Women being defined by their relationship statuses is an old problem that stretches beyond age. As Kate Bolick pointed out in 2015’s Spinster, “Whom to marry and when will it happen—these two questions define every woman’s existence, regardless of where she was raised or what religion she does or doesn’t practice. She may grow up to love women instead of men, or to decide she simply doesn’t believe in marriage. No matter.”
This, despite the fact that women have been pushing back against these confinements for at least a century. All the way back in 1889, for example, when Tit-Bits magazine asked women why they were spinsters, the responses were sharp, bordering on acerbic. One wrote: “Because I have other professions open to me in which the hours are shorter, the work more agreeable, and the pay possibly better.” Another replied: “I find the animal man less docile than a dog, less affectionate than a cat, and less amusing than a monkey.”

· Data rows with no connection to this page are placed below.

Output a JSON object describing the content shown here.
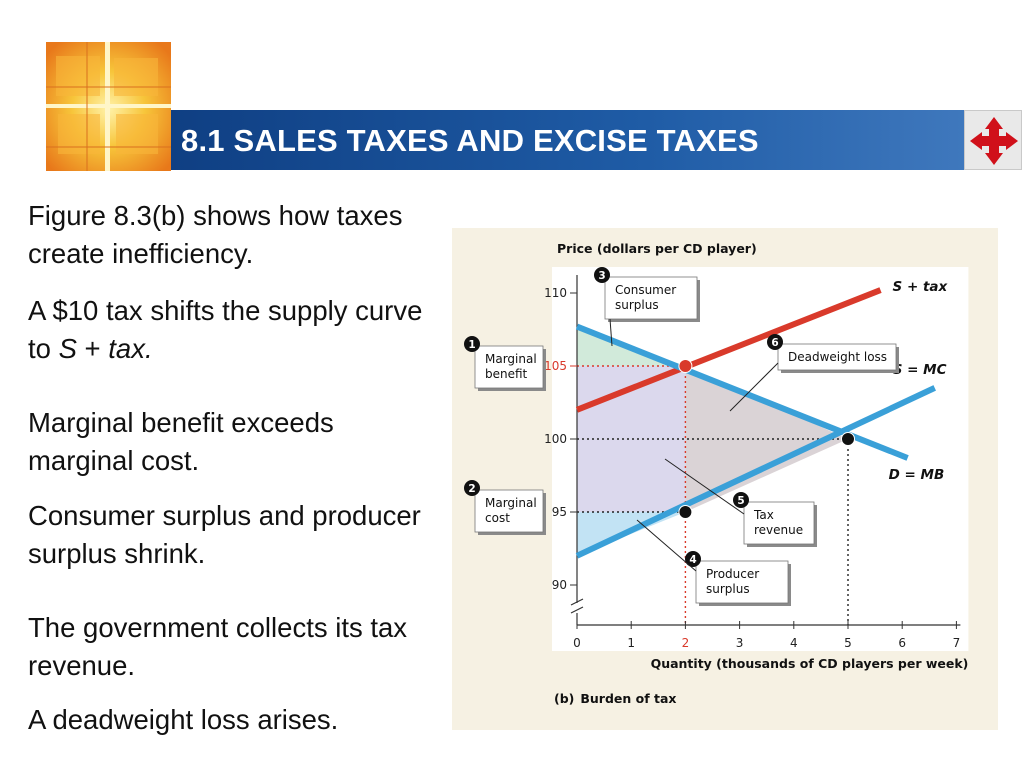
{
  "slide": {
    "title": "8.1 SALES TAXES AND EXCISE TAXES",
    "nav_icon": "four-arrows-cross-icon",
    "colors": {
      "title_bar": "#1c5097",
      "title_text": "#ffffff",
      "logo": "#f2a41e",
      "nav_arrows": "#d0101a"
    }
  },
  "paragraphs": {
    "p1": "Figure 8.3(b) shows how taxes create inefficiency.",
    "p2_pre": "A $10 tax shifts the supply curve to ",
    "p2_s": "S",
    "p2_plus": " + ",
    "p2_tax": "tax.",
    "p3": "Marginal benefit exceeds marginal cost.",
    "p4": "Consumer surplus and producer surplus shrink.",
    "p5": "The government collects its tax revenue.",
    "p6": "A deadweight loss arises."
  },
  "chart_data": {
    "type": "line",
    "caption_label": "(b)",
    "caption_text": "Burden of tax",
    "ylabel": "Price (dollars per CD player)",
    "xlabel": "Quantity (thousands of CD players per week)",
    "x_ticks": [
      "0",
      "1",
      "2",
      "3",
      "4",
      "5",
      "6",
      "7"
    ],
    "y_ticks": [
      "90",
      "95",
      "100",
      "105",
      "110"
    ],
    "xlim": [
      0,
      7
    ],
    "ylim": [
      90,
      110
    ],
    "axis_break": true,
    "series": [
      {
        "name": "S + tax",
        "x": [
          0,
          5.6
        ],
        "y": [
          102,
          110.2
        ],
        "color": "#d93a2b"
      },
      {
        "name": "S = MC",
        "x": [
          0,
          6.6
        ],
        "y": [
          92,
          103.5
        ],
        "color": "#3aa0d8"
      },
      {
        "name": "D = MB",
        "x": [
          0,
          6.1
        ],
        "y": [
          107.7,
          98.7
        ],
        "color": "#3aa0d8"
      }
    ],
    "points": [
      {
        "x": 2,
        "y": 105,
        "color": "#d93a2b"
      },
      {
        "x": 2,
        "y": 95,
        "color": "#111111"
      },
      {
        "x": 5,
        "y": 100,
        "color": "#111111"
      }
    ],
    "areas": [
      {
        "name": "Consumer surplus",
        "color": "#cfe9d8",
        "polygon": [
          [
            0,
            107.7
          ],
          [
            2,
            105
          ],
          [
            0,
            105
          ]
        ]
      },
      {
        "name": "Tax revenue",
        "color": "#d9d6ec",
        "polygon": [
          [
            0,
            105
          ],
          [
            2,
            105
          ],
          [
            2,
            95
          ],
          [
            0,
            95
          ]
        ]
      },
      {
        "name": "Producer surplus",
        "color": "#bfe1f3",
        "polygon": [
          [
            0,
            95
          ],
          [
            2,
            95
          ],
          [
            0,
            92
          ]
        ]
      },
      {
        "name": "Deadweight loss",
        "color": "#d8d1d4",
        "polygon": [
          [
            2,
            105
          ],
          [
            5,
            100
          ],
          [
            2,
            95
          ]
        ]
      }
    ],
    "highlighted_ticks": {
      "x": "2",
      "y": "105"
    },
    "annotations": [
      {
        "number": "1",
        "text": "Marginal benefit"
      },
      {
        "number": "2",
        "text": "Marginal cost"
      },
      {
        "number": "3",
        "text": "Consumer surplus"
      },
      {
        "number": "4",
        "text": "Producer surplus"
      },
      {
        "number": "5",
        "text": "Tax revenue"
      },
      {
        "number": "6",
        "text": "Deadweight loss"
      }
    ]
  }
}
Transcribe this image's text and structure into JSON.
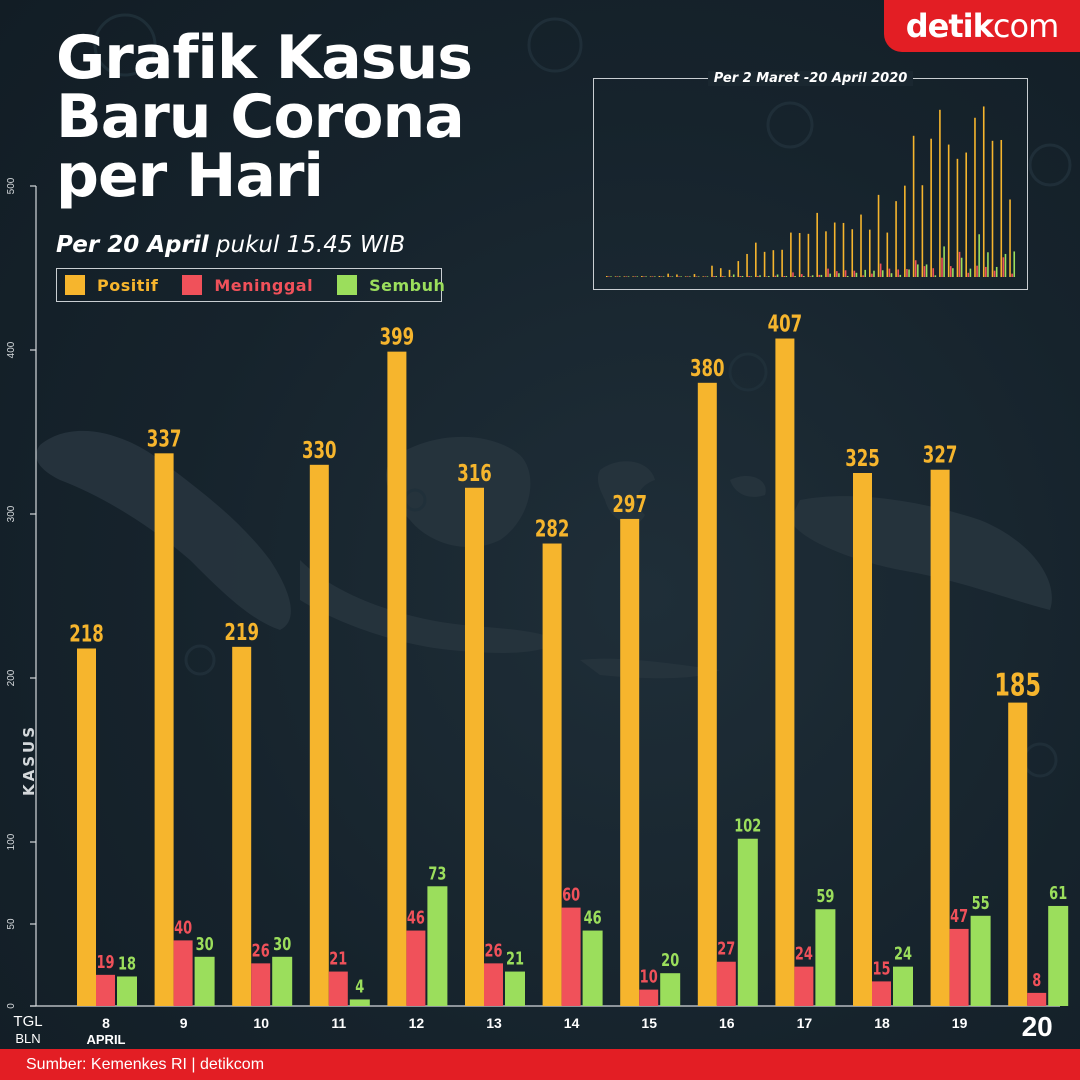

Even when it’s well-intentioned, when we continue to judge famous men for the relationships they’re in, what we’re also doing is reminding women that much of their value continues to be assessed through the lens of both their romantic lives and their ages. What’s more, assuming men have all the onus over these relationships strips their wives and girlfriends of agency, as if these women had no hand in their own relationship status, or choice of partner.
In the end, passing judgement over partnerships between anyone, regardless of profession, or age, or sexuality, or race is utterly pointless. People will love who they want to love. Griping about it helps nobody.